Another way of thinking about it: Pac-Man 256 is an endless runner that relies less on twitch movements and more on efficient moment-to-moment planning. It’s an endless runner that pays it’s respects to the Pac-Men of olde, but innovates in ways specific to mobile devices and touch controls.

And speaking of controls: they’re fluid, precise and make absolute sense. They work like Crossy Road in that players swipe in certain directions in order to move. Swiping is essentially a decision you make at the end of reach route, and that’s how we play regular Pac-Man anyway, right?


The ‘gimmick’ of Pac-Man 256 is this: it’s based around the infamous 256 glitch, the glitch on the 256th level that made finishing the game impossible.

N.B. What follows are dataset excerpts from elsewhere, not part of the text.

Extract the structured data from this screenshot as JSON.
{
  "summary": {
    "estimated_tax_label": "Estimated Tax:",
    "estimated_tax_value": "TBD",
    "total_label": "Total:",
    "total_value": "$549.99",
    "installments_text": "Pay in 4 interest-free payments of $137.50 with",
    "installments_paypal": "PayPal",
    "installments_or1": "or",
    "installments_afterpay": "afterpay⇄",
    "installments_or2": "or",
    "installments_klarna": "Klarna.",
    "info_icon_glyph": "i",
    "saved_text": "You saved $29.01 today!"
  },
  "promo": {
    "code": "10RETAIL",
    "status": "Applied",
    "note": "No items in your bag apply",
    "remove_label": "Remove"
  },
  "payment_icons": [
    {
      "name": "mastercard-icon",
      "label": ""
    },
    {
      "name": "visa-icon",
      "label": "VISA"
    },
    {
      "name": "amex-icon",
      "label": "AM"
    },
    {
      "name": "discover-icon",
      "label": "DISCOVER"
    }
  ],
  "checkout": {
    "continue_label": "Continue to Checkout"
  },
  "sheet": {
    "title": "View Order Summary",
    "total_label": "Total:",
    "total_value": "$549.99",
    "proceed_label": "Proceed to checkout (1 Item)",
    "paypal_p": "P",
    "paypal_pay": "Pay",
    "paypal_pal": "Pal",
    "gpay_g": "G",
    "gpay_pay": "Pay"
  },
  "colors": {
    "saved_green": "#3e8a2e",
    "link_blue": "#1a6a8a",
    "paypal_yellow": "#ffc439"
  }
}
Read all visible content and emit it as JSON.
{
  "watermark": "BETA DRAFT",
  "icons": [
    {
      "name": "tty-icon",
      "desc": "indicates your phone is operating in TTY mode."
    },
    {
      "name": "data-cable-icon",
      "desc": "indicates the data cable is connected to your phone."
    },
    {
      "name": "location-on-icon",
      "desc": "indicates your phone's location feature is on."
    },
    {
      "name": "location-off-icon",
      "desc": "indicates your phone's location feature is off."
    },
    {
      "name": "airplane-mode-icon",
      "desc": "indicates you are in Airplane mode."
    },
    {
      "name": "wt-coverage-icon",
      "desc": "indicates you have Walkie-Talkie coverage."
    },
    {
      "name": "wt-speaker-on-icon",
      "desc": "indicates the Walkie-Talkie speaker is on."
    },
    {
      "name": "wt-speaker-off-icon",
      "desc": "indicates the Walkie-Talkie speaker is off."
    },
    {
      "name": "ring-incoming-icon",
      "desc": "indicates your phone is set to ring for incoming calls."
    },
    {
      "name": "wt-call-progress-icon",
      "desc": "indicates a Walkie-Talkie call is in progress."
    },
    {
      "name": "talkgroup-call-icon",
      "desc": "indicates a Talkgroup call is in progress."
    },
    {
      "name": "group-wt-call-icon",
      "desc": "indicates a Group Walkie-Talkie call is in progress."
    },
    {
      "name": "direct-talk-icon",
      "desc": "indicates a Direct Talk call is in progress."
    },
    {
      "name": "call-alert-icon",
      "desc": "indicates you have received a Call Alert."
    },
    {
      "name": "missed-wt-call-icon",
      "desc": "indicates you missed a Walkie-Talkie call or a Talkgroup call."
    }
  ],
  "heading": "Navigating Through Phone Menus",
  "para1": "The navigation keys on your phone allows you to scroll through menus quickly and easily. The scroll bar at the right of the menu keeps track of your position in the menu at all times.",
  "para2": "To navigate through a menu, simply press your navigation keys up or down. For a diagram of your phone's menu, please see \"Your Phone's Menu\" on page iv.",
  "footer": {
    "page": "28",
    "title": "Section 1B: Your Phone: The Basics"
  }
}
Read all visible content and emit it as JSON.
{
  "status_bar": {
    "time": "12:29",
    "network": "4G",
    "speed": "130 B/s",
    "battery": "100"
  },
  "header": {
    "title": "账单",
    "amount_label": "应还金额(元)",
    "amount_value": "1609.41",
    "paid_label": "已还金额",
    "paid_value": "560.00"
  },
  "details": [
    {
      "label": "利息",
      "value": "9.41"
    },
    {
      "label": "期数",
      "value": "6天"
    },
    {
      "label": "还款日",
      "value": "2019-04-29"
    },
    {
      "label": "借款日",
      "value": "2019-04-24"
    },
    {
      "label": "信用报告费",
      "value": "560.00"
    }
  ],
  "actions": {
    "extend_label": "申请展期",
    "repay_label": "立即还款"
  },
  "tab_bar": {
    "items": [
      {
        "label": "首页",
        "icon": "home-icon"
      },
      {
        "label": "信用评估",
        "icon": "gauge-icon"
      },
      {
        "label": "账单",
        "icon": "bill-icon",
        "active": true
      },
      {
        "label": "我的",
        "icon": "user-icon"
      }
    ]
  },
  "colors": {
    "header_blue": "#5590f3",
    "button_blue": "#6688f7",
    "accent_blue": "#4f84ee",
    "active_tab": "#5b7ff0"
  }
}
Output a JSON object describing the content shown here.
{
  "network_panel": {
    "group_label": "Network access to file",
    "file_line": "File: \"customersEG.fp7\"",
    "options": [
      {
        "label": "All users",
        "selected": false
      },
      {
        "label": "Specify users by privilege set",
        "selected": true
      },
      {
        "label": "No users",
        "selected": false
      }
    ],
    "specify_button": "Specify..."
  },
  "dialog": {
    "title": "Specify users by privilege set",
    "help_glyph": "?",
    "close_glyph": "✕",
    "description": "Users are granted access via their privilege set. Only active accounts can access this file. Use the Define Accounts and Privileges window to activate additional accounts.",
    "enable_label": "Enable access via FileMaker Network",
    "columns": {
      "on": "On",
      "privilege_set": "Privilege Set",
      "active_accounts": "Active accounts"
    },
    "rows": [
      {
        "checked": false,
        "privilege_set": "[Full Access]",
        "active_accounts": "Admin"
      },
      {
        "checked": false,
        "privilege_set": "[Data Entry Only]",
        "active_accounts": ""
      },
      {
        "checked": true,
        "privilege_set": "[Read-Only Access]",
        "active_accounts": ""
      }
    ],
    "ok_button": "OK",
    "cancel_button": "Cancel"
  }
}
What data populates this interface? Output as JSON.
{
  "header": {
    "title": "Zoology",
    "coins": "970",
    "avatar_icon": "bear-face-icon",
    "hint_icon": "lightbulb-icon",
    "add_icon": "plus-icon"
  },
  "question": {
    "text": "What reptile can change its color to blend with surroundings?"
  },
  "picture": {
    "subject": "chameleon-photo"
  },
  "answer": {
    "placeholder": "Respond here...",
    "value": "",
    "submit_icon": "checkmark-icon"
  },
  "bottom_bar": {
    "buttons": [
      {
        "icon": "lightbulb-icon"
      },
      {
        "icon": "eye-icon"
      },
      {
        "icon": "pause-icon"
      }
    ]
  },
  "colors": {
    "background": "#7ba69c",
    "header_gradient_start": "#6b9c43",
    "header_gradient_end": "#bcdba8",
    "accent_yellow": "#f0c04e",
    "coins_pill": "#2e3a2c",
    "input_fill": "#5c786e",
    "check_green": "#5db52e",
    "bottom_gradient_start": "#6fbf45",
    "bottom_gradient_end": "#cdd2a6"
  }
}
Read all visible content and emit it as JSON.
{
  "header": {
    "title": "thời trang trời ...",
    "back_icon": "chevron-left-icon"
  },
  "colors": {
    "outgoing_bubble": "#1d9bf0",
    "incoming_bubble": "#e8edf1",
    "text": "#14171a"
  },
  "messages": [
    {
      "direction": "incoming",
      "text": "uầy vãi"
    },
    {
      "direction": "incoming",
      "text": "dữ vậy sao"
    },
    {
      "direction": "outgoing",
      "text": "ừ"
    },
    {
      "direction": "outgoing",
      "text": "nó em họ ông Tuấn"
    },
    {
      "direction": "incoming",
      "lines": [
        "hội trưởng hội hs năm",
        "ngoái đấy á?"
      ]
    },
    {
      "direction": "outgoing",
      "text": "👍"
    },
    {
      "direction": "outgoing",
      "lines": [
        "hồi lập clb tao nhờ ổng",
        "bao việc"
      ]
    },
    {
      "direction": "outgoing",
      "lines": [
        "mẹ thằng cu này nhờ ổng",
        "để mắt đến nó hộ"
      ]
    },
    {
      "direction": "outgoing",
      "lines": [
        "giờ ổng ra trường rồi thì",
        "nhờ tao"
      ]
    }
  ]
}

A glitch that, ironically, made Pac-Man ‘endless’. The game literally could not be finished. Players had to keep playing into infinity.

Sorta like the world’s first endless runner.

Again: it makes sense. Thematically and in terms of playing to the strengths of the mobile platform.

It also means that — at its heart — Pac-Man 256 is Pac-Man. In its purest form. Pac-Man 256 isn’t a ‘modernised’ experience like Pac-Man Championship Edition DX. It doesn’t add bells and whistles in an attempt to bring in a new audience. Pac-Man 256 is far simpler, it looks, sounds, plays and feels like the original Pac-Man. The only twist: it’s endless.

I think that’s what Matthew Hall means when he wanted Pac-Man 256 to be a game that Toru Iwatani would want to play.

At the very least Pac-Man 256 the kind of game that fans of the original Pac-Man will want to play. And probably the only way Pac-Man could work so seamlessly on the mobile platform — which is where most of those creaky old gamers who remember the original Pac-Man are currently playing games.

It works on so many levels.

But Pac-Man 256 works on the most important level of all: it’s accessible, slick and rewarding. Hipster Whale might struggle to replicate the once-in-a-lifetime success of a game like Crossy Road but, with Pac-Man 256, I get the sense that isn’t necessarily the end goal here. This is a homage and a slick attempt at making Pac-Man work on mobile.

And it works. It really, really works.